Un modèle ouvert de classe 3T sort d'un labo chinois. Les poids seront libres, le compute pour les faire tourner ne l'est pas encore.

Posons d’entrée la question qui gêne quand on défend la souveraineté numérique en Europe : peut-on, sans rougir, utiliser le modèle le plus fort du moment quand il sort des laboratoires de Moonshot AI, une entreprise chinoise, même si ses poids sont ouverts ? Moonshot vient d’annoncer Kimi K3 : 2 800 milliards de paramètres, vision native, contexte d’un million de tokens, premier modèle « ouvert » de la classe 3T. Les poids complets seront publiés d’ici le 27 juillet.


Petite nuance d’honnêteté d’entrée, parce que ce carnet n’est pas un support promotionnel : « meilleur LLM au monde » se discute. Moonshot reconnaît lui-même que K3 reste derrière Claude Fable 5 et GPT 5.6 Sol en performance globale et en expérience utilisateur. Mais pour la première fois, un modèle ouvert s’invite à cette table-là, et c’est précisément ce qui rend la question du titre légitime. J’écris ce billet à chaud, le jour de l’annonce, en m’appuyant sur l’article officiel : les benchmarks cités sont ceux de l’éditeur, à prendre avec la prudence d’usage en attendant les évaluations indépendantes.

Les faits

Ce qu’il faut retenir de l’architecture :

  • 2,8T de paramètres en Mixture of Experts, avec 16 experts activés sur 896 (framework « Stable LatentMoE ») ;
  • Deux nouveautés architecturales maison : Kimi Delta Attention (KDA) et Attention Residuals (AttnRes), censées améliorer la circulation de l’information en longueur (séquence) et en profondeur (couches) ;
  • Vision native : texte, image et vidéo compris dans le même modèle, pas un adaptateur greffé après coup ;
  • 1 million de tokens de contexte ;
  • Entraînement conscient de la quantification dès le SFT : poids en MXFP4, activations en MXFP8, un choix assumé pour la compatibilité matérielle.
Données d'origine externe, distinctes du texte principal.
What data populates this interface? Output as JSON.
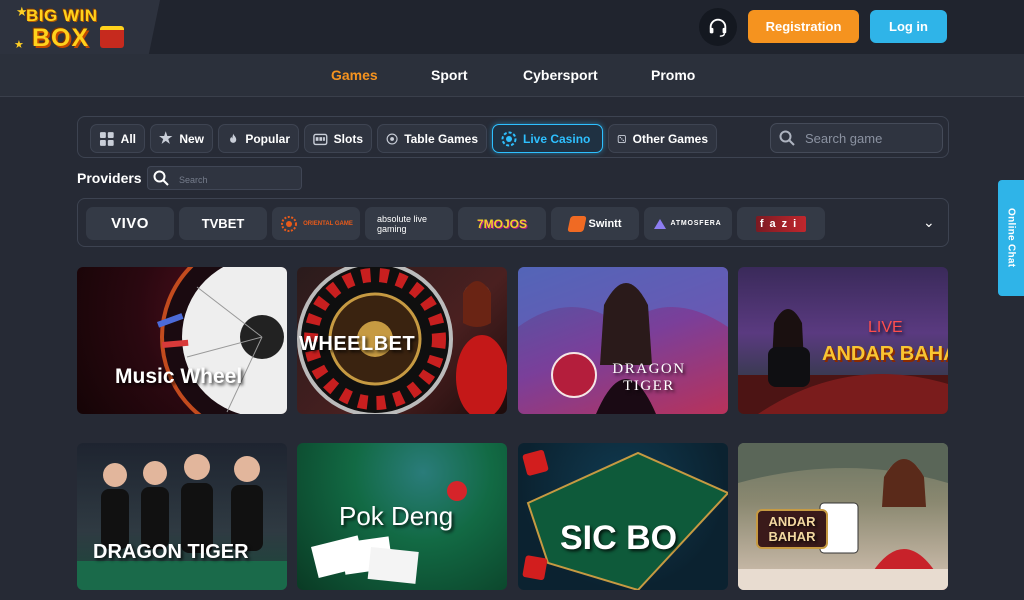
{
  "header": {
    "logo_top": "BIG WIN",
    "logo_bottom": "BOX",
    "registration_label": "Registration",
    "login_label": "Log in"
  },
  "nav": {
    "items": [
      {
        "label": "Games",
        "active": true
      },
      {
        "label": "Sport",
        "active": false
      },
      {
        "label": "Cybersport",
        "active": false
      },
      {
        "label": "Promo",
        "active": false
      }
    ]
  },
  "categories": [
    {
      "label": "All",
      "icon": "grid-icon"
    },
    {
      "label": "New",
      "icon": "star-icon"
    },
    {
      "label": "Popular",
      "icon": "flame-icon"
    },
    {
      "label": "Slots",
      "icon": "slot-machine-icon"
    },
    {
      "label": "Table Games",
      "icon": "roulette-icon"
    },
    {
      "label": "Live Casino",
      "icon": "live-chip-icon",
      "active": true
    },
    {
      "label": "Other Games",
      "icon": "dice-icon"
    }
  ],
  "search_game": {
    "placeholder": "Search game"
  },
  "providers": {
    "label": "Providers",
    "search_placeholder": "Search",
    "items": [
      "VIVO",
      "TVBET",
      "ORIENTAL GAME",
      "absolute live gaming",
      "7MOJOS",
      "Swintt",
      "ATMOSFERA",
      "fazi"
    ]
  },
  "online_chat_label": "Online Chat",
  "games": [
    {
      "title": "Music Wheel"
    },
    {
      "title": "WHEELBET"
    },
    {
      "title": "DRAGON TIGER"
    },
    {
      "title": "ANDAR BAHAR",
      "badge": "LIVE"
    },
    {
      "title": "DRAGON TIGER"
    },
    {
      "title": "Pok Deng"
    },
    {
      "title": "SIC BO"
    },
    {
      "title": "ANDAR BAHAR"
    }
  ],
  "colors": {
    "accent_orange": "#f5931f",
    "accent_blue": "#2fb4e8",
    "active_cat": "#2ec0ff",
    "bg": "#262a35"
  }
}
Moonshot revendique un gain d’efficacité de scaling d’environ 2,5× par rapport à Kimi K2. Autrement dit, le modèle convertit mieux le compute en intelligence. Et un fait qui vaut son pesant de petaflops : sur neuf des douze derniers mois, ce sont les modèles Kimi qui ont fixé la borne supérieure de la taille des modèles ouverts.

Ce que le modèle sait faire (selon Moonshot)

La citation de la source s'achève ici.